Sunday 9 December 2012

AIN'T NOBODY BUSINESS

Poor Riri, she back with the boy that beat and chocked her. Oufff. Love can't be explained but hey, as she sings, ain't nobody biness. Lol am hooked<3. 



Today

Today I feel ka boom, emotionally. Am exhausted coz av sch and all that but I feel good all around. Holidays are around the corner so imma take time with ma beloved and not think about ma worries. No sch, no work, no nothing that shrinks ma brain. Hell no.
So anyhu, imma think about ma dress codes and fashion and hair of course and just enjoy the holidays.

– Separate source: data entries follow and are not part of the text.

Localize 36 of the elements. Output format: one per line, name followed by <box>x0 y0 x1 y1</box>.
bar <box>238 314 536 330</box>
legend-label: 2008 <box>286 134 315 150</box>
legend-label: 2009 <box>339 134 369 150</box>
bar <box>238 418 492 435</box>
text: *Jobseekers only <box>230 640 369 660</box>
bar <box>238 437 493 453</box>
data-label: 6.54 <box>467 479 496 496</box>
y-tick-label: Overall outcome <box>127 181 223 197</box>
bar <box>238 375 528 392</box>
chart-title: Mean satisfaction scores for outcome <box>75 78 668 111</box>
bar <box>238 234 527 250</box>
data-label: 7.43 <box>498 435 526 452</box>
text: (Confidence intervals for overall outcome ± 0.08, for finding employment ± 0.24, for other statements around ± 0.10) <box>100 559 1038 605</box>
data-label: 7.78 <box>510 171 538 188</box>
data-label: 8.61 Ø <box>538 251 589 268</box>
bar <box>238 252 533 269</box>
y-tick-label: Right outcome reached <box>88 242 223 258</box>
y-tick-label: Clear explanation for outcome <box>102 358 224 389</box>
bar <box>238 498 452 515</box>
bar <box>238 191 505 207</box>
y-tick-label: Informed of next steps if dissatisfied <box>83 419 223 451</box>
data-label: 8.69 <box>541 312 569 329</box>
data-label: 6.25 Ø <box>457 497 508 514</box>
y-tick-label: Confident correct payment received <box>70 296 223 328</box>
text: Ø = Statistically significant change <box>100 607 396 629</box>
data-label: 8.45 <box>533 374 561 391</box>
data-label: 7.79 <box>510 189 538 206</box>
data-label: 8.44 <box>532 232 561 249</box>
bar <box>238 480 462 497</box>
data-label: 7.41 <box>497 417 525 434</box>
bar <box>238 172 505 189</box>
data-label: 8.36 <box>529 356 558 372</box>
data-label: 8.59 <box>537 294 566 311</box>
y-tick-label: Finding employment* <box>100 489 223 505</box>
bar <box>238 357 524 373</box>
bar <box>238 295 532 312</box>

Life is great so far <3.

Thursday 6 December 2012

Not that I Care

It's Christmas time, not that I care. Puffff. These stupid holidays remind me of my childhood where we never ever felt the holiday fever until Christmas Day. Our neighbours always invited us over brunch and gave us presented. Uuh gone are the days.
Now in a cold country, u start feeling the fever in Novemeber bse of the snow and the cozy lights put up on the streets. Hmm

Bla bla. Anyhu, am studying and it working out good all. Got a massive exam in 2 days but stupid me is working today, and got lab work tomorrow all day. Idiotic or what? Don't ask me. Gaaaah life is kind to me though.

Wednesday 5 December 2012

I HATE

I hate when people use me. When they disuse my generosity and trust.
I hate when friends ignore me.
I hate that I hate ma mum.
I hate when people laugh at me without any reason.
I hate racism.
I hate bad breathe.
I hate being alone.
I hate having no money.
I hate the feeling of depression.
I hate talking feelings.
I hate talking about ma relationship to ma friends,
I hate physics.
I hate lending money to "friends" coz they never return it.

I know it's been a while since I blogged. I really hate not blogging.